This book is part of my effort to read a few books in the science fiction genre, and while I loved Ursula LeGuin’s The Left Side of Darkness, Stranger in a Strange Land left me bored and disappointed. Yes, this book is over fifty years old and the imagined future is not the present, yet it seems so incredibly dated. It felt very black and white, bouffant hair-dos, white lab coats intermingled with flying taxis and space travel.
The story begins with a human mission to Mars that failed over some period of time. At least twenty years later humans return to Mars and bring back a young man, Michael Smith, who was raised by Martians. He is kept in a hospital and guarded by the government. Powerful interests are concerned because under some interpretations of Earthly law, Smith could “own” Mars. There’s a beat reporter, an attractive nurse, a wacky professor and his harem of smart women, who inexplicably also do the housework and cooking. It all seems so cliché.
I had a hard time getting past the female characters who are all very sexy, smart, and yet they’re all very good assistants to the male protagonists. Humans are portrayed as flawed, narrow-minded, greedy and self-interested. Yes, but there’s nothing in this book makes these facts particularly interesting.

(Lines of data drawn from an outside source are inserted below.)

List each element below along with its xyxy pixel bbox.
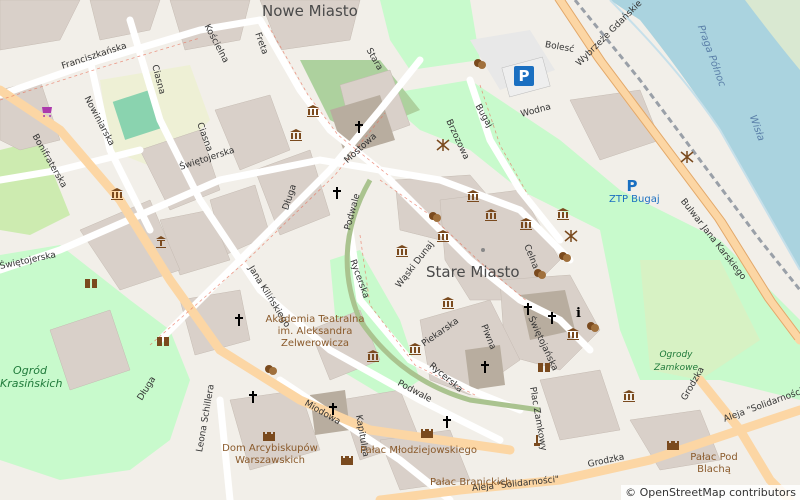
castle-icon[interactable] <box>666 437 680 451</box>
shop-icon[interactable] <box>40 104 54 118</box>
castle-icon[interactable] <box>262 428 276 442</box>
museum-icon[interactable] <box>519 217 533 231</box>
church-icon[interactable] <box>326 402 340 416</box>
museum-icon[interactable] <box>306 104 320 118</box>
park-label-krasinskich: Ogród Krasińskich <box>0 364 63 390</box>
theatre-icon[interactable] <box>558 250 572 264</box>
poi-akademia-teatralna: Akademia Teatralna im. Aleksandra Zelwer… <box>265 314 365 349</box>
church-icon[interactable] <box>521 302 535 316</box>
parking-icon[interactable]: P <box>622 176 642 196</box>
monument-icon[interactable] <box>530 433 544 447</box>
museum-icon[interactable] <box>366 349 380 363</box>
poi-palac-pod-blacha: Pałac Pod Blachą <box>690 452 738 475</box>
museum-icon[interactable] <box>436 229 450 243</box>
poi-dom-arcybiskupow: Dom Arcybiskupów Warszawskich <box>222 443 318 466</box>
museum-icon[interactable] <box>441 296 455 310</box>
library-icon[interactable] <box>537 360 551 374</box>
church-icon[interactable] <box>330 186 344 200</box>
museum-icon[interactable] <box>395 244 409 258</box>
library-icon[interactable] <box>84 276 98 290</box>
museum-icon[interactable] <box>289 128 303 142</box>
church-icon[interactable] <box>545 311 559 325</box>
courthouse-icon[interactable] <box>154 235 168 249</box>
theatre-icon[interactable] <box>264 363 278 377</box>
district-stare-miasto: Stare Miasto <box>426 263 520 281</box>
museum-icon[interactable] <box>408 342 422 356</box>
museum-icon[interactable] <box>622 389 636 403</box>
church-icon[interactable] <box>440 415 454 429</box>
map-attribution[interactable]: © OpenStreetMap contributors <box>621 485 800 500</box>
viewpoint-icon[interactable] <box>680 150 694 164</box>
parking-icon[interactable]: P <box>514 66 534 86</box>
church-icon[interactable] <box>352 120 366 134</box>
church-icon[interactable] <box>232 313 246 327</box>
parking-label-ztp-bugaj: ZTP Bugaj <box>609 194 660 205</box>
museum-icon[interactable] <box>466 189 480 203</box>
library-icon[interactable] <box>156 334 170 348</box>
poi-palac-branickich: Pałac Branickich <box>430 477 512 488</box>
theatre-icon[interactable] <box>533 267 547 281</box>
map[interactable]: Nowe Miasto Stare Miasto Franciszkańska … <box>0 0 800 500</box>
district-nowe-miasto: Nowe Miasto <box>262 2 358 20</box>
theatre-icon[interactable] <box>473 57 487 71</box>
museum-icon[interactable] <box>110 187 124 201</box>
viewpoint-icon[interactable] <box>564 229 578 243</box>
museum-icon[interactable] <box>566 327 580 341</box>
church-icon[interactable] <box>246 390 260 404</box>
info-icon[interactable]: i <box>572 305 586 319</box>
church-icon[interactable] <box>478 360 492 374</box>
museum-icon[interactable] <box>556 207 570 221</box>
svg-text:i: i <box>576 306 581 319</box>
castle-icon[interactable] <box>340 452 354 466</box>
park-label-ogrody-zamkowe: Ogrody Zamkowe <box>653 350 699 373</box>
theatre-icon[interactable] <box>586 320 600 334</box>
theatre-icon[interactable] <box>428 210 442 224</box>
museum-icon[interactable] <box>484 208 498 222</box>
castle-icon[interactable] <box>420 425 434 439</box>
viewpoint-icon[interactable] <box>436 138 450 152</box>
poi-palac-mlodziejowskiego: Pałac Młodziejowskiego <box>360 445 477 456</box>
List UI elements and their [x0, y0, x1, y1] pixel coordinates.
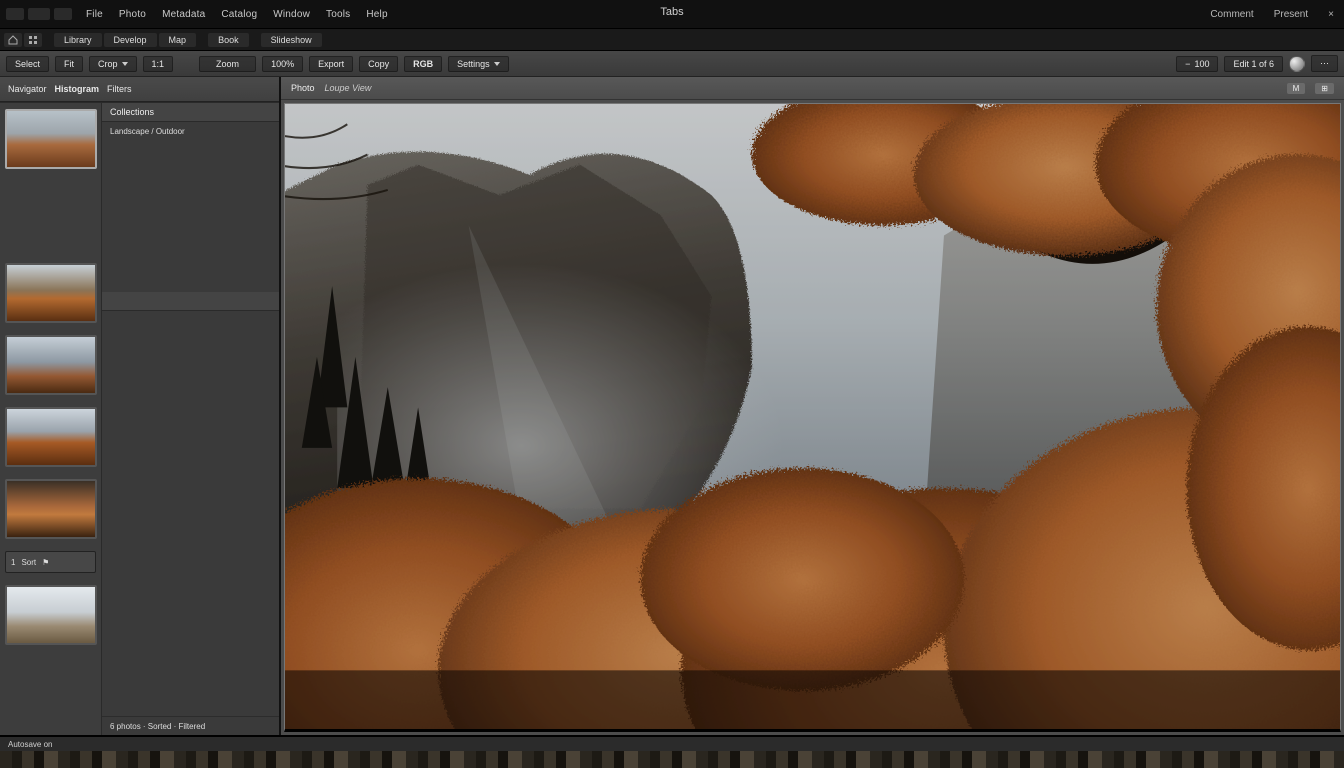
module-slideshow[interactable]: Slideshow: [261, 33, 322, 47]
option-copy[interactable]: Copy: [359, 56, 398, 72]
panel-header-collections[interactable]: Collections: [102, 103, 279, 122]
menu-help[interactable]: Help: [364, 7, 389, 22]
module-map[interactable]: Map: [159, 33, 197, 47]
option-bar: Select Fit Crop 1:1 Zoom 100% Export Cop…: [0, 51, 1344, 77]
option-export[interactable]: Export: [309, 56, 353, 72]
canvas-view-label: Loupe View: [325, 83, 372, 93]
grid-icon[interactable]: [24, 33, 42, 47]
option-label: Copy: [368, 59, 389, 69]
canvas-area: Photo Loupe View M ⊞: [281, 77, 1344, 735]
panel-body: Landscape / Outdoor: [102, 122, 279, 292]
option-label: Select: [15, 59, 40, 69]
option-select[interactable]: Select: [6, 56, 49, 72]
canvas-badge[interactable]: M: [1287, 83, 1306, 94]
logo-chip: [54, 8, 72, 20]
option-label: Zoom: [216, 59, 239, 69]
panel-body: [102, 311, 279, 716]
menu-present[interactable]: Present: [1270, 9, 1312, 20]
panel-divider[interactable]: [102, 292, 279, 311]
filmstrip: 1 Sort ⚑: [0, 103, 102, 735]
canvas-file-label: Photo: [291, 83, 315, 93]
option-ratio[interactable]: 1:1: [143, 56, 174, 72]
option-label: 100%: [271, 59, 294, 69]
menu-photo[interactable]: Photo: [117, 7, 148, 22]
panel-item-label: Landscape / Outdoor: [110, 127, 185, 136]
window-close-button[interactable]: ×: [1324, 9, 1338, 20]
thumbnail[interactable]: [5, 263, 97, 323]
sidebar-panels: Collections Landscape / Outdoor 6 photos…: [102, 103, 279, 735]
zoom-value: 100: [1194, 59, 1209, 69]
chevron-down-icon: [122, 62, 128, 66]
home-icon[interactable]: [4, 33, 22, 47]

This book is also the source of the word “grok” which I didn’t know when I first heard it at a business strategy meeting and thought WTF does that mean? Grokking is at the heart of this book, it’s a description of how Martians understand the meaning of a thing or act intuitively. Not sure why, but it just made me laugh, it sounded so “counter-culture” hippyish. I’m not surprised the word worked its way into corporate lingo, where it seemed particularly fatuous.
Overall this is a book that hasn’t aged well.